Kauffman, a vigorous antiwar activist ambiguously on the rightward side of American politics, jumps right into the thick of it in the opening scenes of his screenplay for Copperhead, the new Civil War movie by the director of Gettysburg (1993). Kauffman’s protagonist, an antiwar farmer in upstate New York, is heard reading aloud to his sons in the spring of 1862: “Benjamin Wade, a Republican of Ohio, says anyone who quotes the Constitution in the current crisis is a traitor. But listen how a Democrat paper in Ohio gave it right back to him: ‘Such an abolitionist should be hung until the flesh rots off his bones and the winds of Heaven whistle Yankee Doodle through his loathsome skeleton.'”
The language is fair warning of what’s to come. Copperhead, which opens June 28, is the rare movie (maybe even the only one) that portrays a Peace Democrat as a sympathetic character even though he refused to choose between two of the vilest institutions of human invention, war and slavery.

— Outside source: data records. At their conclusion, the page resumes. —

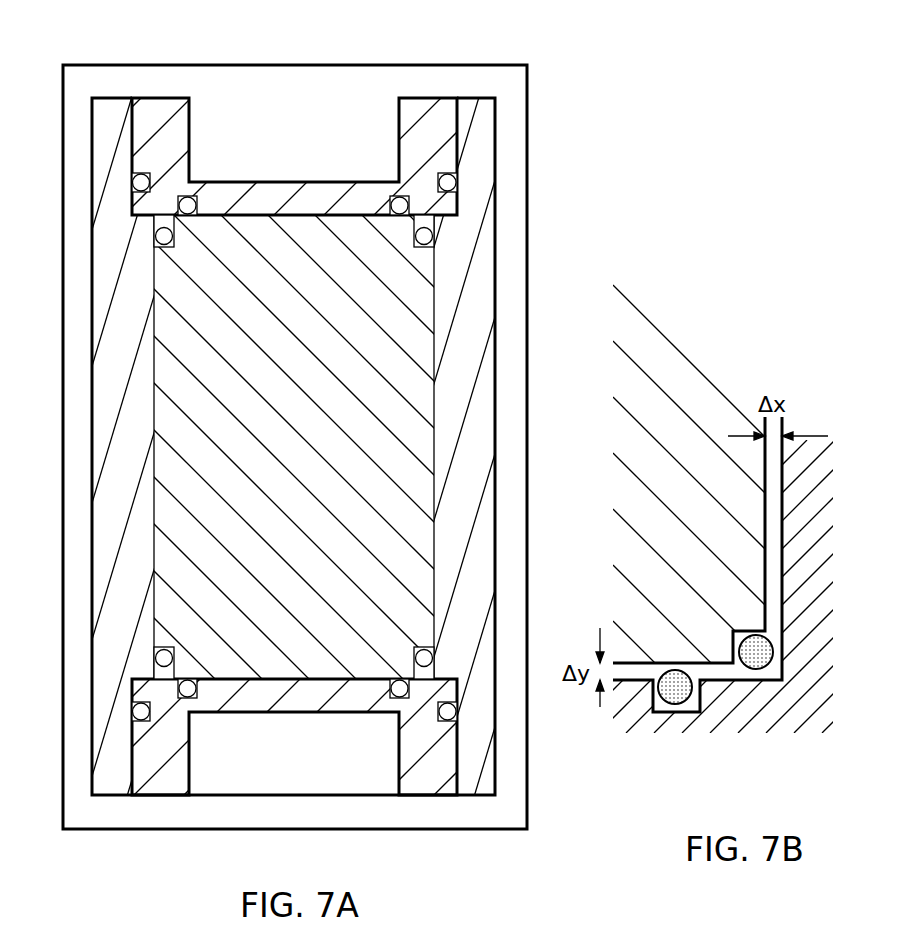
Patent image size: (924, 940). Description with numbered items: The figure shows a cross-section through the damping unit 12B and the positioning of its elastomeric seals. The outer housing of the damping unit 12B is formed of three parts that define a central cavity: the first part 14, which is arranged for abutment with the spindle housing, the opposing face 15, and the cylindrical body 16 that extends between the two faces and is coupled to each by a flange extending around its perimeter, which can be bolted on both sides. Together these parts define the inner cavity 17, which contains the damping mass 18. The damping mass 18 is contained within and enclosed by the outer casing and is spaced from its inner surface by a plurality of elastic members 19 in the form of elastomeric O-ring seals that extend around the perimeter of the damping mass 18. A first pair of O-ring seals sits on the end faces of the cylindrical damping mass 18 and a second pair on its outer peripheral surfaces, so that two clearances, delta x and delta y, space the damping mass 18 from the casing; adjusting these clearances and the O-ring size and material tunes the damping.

In FIG. 7A, the damping unit 12B is at (510, 258).
In FIG. 7A, the first part 14 is at (108, 130).
In FIG. 7A, the opposing face 15 is at (485, 123).
In FIG. 7B, the opposing face 15 is at (817, 645).
In FIG. 7A, the cylindrical body 16 is at (425, 135).
In FIG. 7A, the inner cavity 17 is at (148, 515).
In FIG. 7A, the damping mass 18 is at (187, 343).
In FIG. 7B, the damping mass 18 is at (670, 377).
In FIG. 7A, the elastic members 19 is at (428, 237).
In FIG. 7B, the elastic members 19 is at (678, 695).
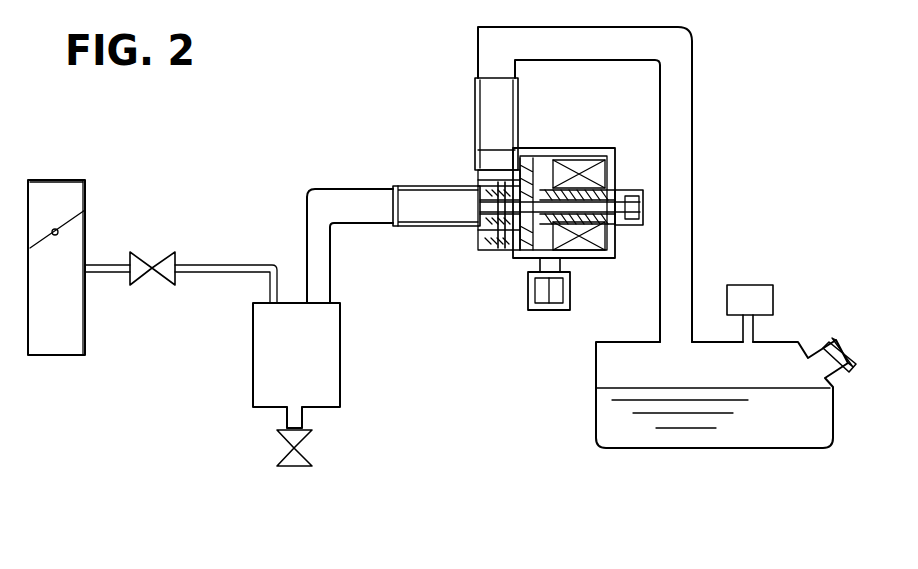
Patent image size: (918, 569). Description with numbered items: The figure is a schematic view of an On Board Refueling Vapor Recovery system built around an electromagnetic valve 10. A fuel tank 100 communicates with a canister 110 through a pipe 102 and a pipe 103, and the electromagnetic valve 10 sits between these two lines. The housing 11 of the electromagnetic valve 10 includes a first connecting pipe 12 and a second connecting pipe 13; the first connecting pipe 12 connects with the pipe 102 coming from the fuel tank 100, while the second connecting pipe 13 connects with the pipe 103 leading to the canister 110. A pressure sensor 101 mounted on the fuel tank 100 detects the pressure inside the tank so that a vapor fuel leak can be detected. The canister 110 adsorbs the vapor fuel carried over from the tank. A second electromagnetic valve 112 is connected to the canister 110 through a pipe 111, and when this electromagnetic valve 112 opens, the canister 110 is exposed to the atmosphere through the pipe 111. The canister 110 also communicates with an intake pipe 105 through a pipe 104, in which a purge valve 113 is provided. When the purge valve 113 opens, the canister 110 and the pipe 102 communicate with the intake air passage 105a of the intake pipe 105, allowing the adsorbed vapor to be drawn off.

The electromagnetic valve 10 is at (527, 310).
The housing 11 is at (477, 250).
The first connecting pipe 12 is at (412, 228).
The second connecting pipe 13 is at (475, 88).
The fuel tank 100 is at (680, 448).
The pressure sensor 101 is at (770, 285).
The pipe 102 is at (330, 188).
The pipe 103 is at (693, 85).
The pipe 104 is at (228, 265).
The intake pipe 105 is at (85, 190).
The intake air passage 105a is at (70, 330).
The canister 110 is at (252, 390).
The pipe 111 is at (307, 415).
The electromagnetic valve 112 is at (305, 467).
The purge valve 113 is at (163, 252).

I particularly like Buhle and Wagner’s description of how the film’s cinematography conveys its ethos:
The tone is that of an older BBC production, with lingering shots of farm life and an emphasis on the work—milk production, a sawmill operation, draft animals bobbing down dirt roads. There are crane shots of fields, barns, and trees uplifted by violins and flutes as they climb the updrafts of pastoral memories, all to insist that it is the community, more than any individual, that is the center of the picture. The politics of the narrative reveal how the life of a particular time and place has come under attack by alien ideologies—Yankee-style state capitalism, Southern slavocracy, and sympathizers of John Brown.